Mattia Montagna | European Central Bank (ECB)
Giovanni Covi | Bank of England
Gabriele Torri | University of Bergamo


Systemic risk , financial contagion , microstructural models

JEL Codes:

We propose a new definition of systemic risk (the probability of a large number of banks going into distress simultaneously) and thus we develop a multilayer microstructural stress testing model to assess empirically the determinants of systemic events in the euro area banking sector. The model is calibrated on the most comprehensive granular dataset for the euro-area banking sector, capturing roughly 96% or €23.2 trillion of euro-area banks’ total assets over the period 2014–2018. The methodology can be used to perform a systemic stress test and to calibrate banks’ capital and liquidity requirements. Our analysis suggests that regulators targeting the reduction of banks’ default probabilities may have very little effect in reducing the probability of experiencing a systemic crisis. Hence regulators need to think whether their policy targets, tools and ultimate objective aim for a reduction of the average bank default probability (less frequent bank default) or of systemic risk (fewer banks defaulting simultaneously). In particular, for reducing systemic risk regulators need to target and reduce correlations among banks’ losses.
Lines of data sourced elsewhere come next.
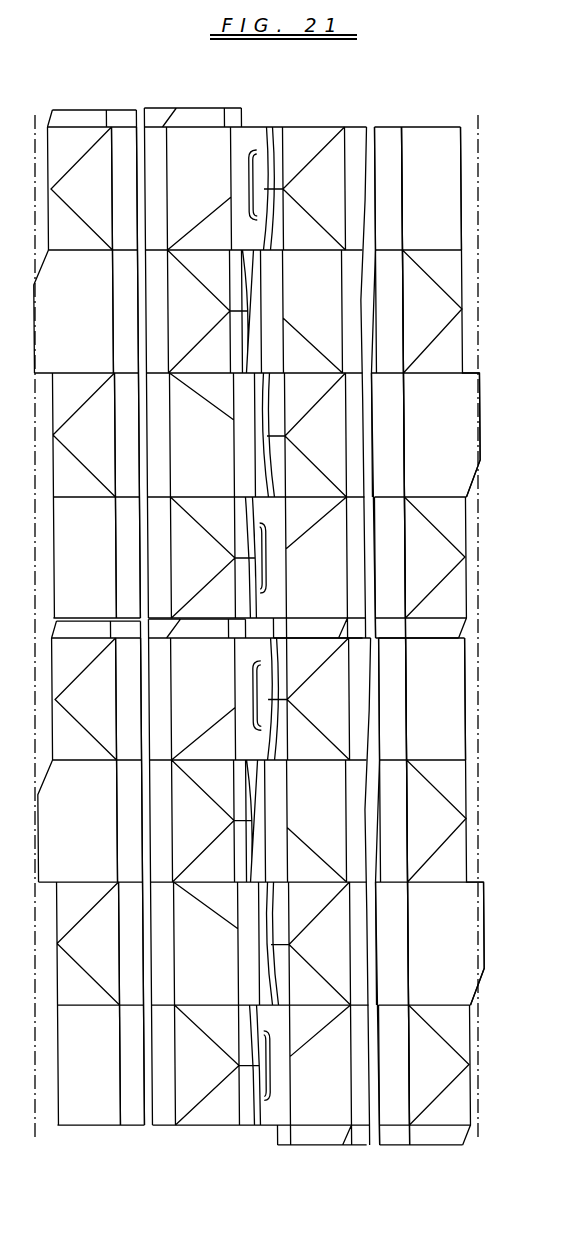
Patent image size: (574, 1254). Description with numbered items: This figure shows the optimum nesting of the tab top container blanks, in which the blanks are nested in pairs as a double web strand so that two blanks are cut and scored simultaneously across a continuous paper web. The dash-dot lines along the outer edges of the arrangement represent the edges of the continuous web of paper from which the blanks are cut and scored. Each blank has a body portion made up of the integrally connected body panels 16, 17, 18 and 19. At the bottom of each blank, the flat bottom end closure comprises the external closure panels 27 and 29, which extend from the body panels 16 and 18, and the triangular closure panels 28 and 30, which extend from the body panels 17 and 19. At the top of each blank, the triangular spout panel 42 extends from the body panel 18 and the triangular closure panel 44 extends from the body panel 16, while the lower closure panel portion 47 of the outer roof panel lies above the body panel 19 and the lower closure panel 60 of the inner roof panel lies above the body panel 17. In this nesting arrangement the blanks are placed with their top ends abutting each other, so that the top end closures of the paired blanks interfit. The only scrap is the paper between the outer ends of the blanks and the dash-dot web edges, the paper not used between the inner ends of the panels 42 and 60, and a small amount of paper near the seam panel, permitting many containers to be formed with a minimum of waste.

The body panel 16 is at (118, 573).
The body panel 17 is at (118, 456).
The body panel 18 is at (113, 330).
The body panel 19 is at (116, 204).
The external closure panel 27 is at (71, 576).
The triangular closure panel 28 is at (81, 455).
The external closure panel 29 is at (56, 331).
The triangular closure panel 30 is at (76, 203).
The triangular spout panel 42 is at (180, 325).
The triangular closure panel 44 is at (186, 573).
The lower closure panel portion 47 is at (183, 185).
The lower closure panel 60 is at (191, 461).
Microstructural Contagion Models

The calibration of policies aiming at contrasting the build-up of systemic risk and preserve the stability of the financial system is an increasingly relevant task for regulators worldwide. The development of sound analytical tools for the interpretation and forecasting is therefore of paramount importance. In this respect, microstructural contagion models embody the present and future of stress testing. These analytical frameworks aim to reproduce the complex dynamics of a financial banking crisis by modeling the behavior of credit institutions reacting to different shocks considering the network of exposures among them. Hence, they allow to capture the causal relationships among economic and financial distress events, allowing regulators to target critical junctures in the financial system (risk or entity) and avoid idiosyncratic risk becoming a systemic event.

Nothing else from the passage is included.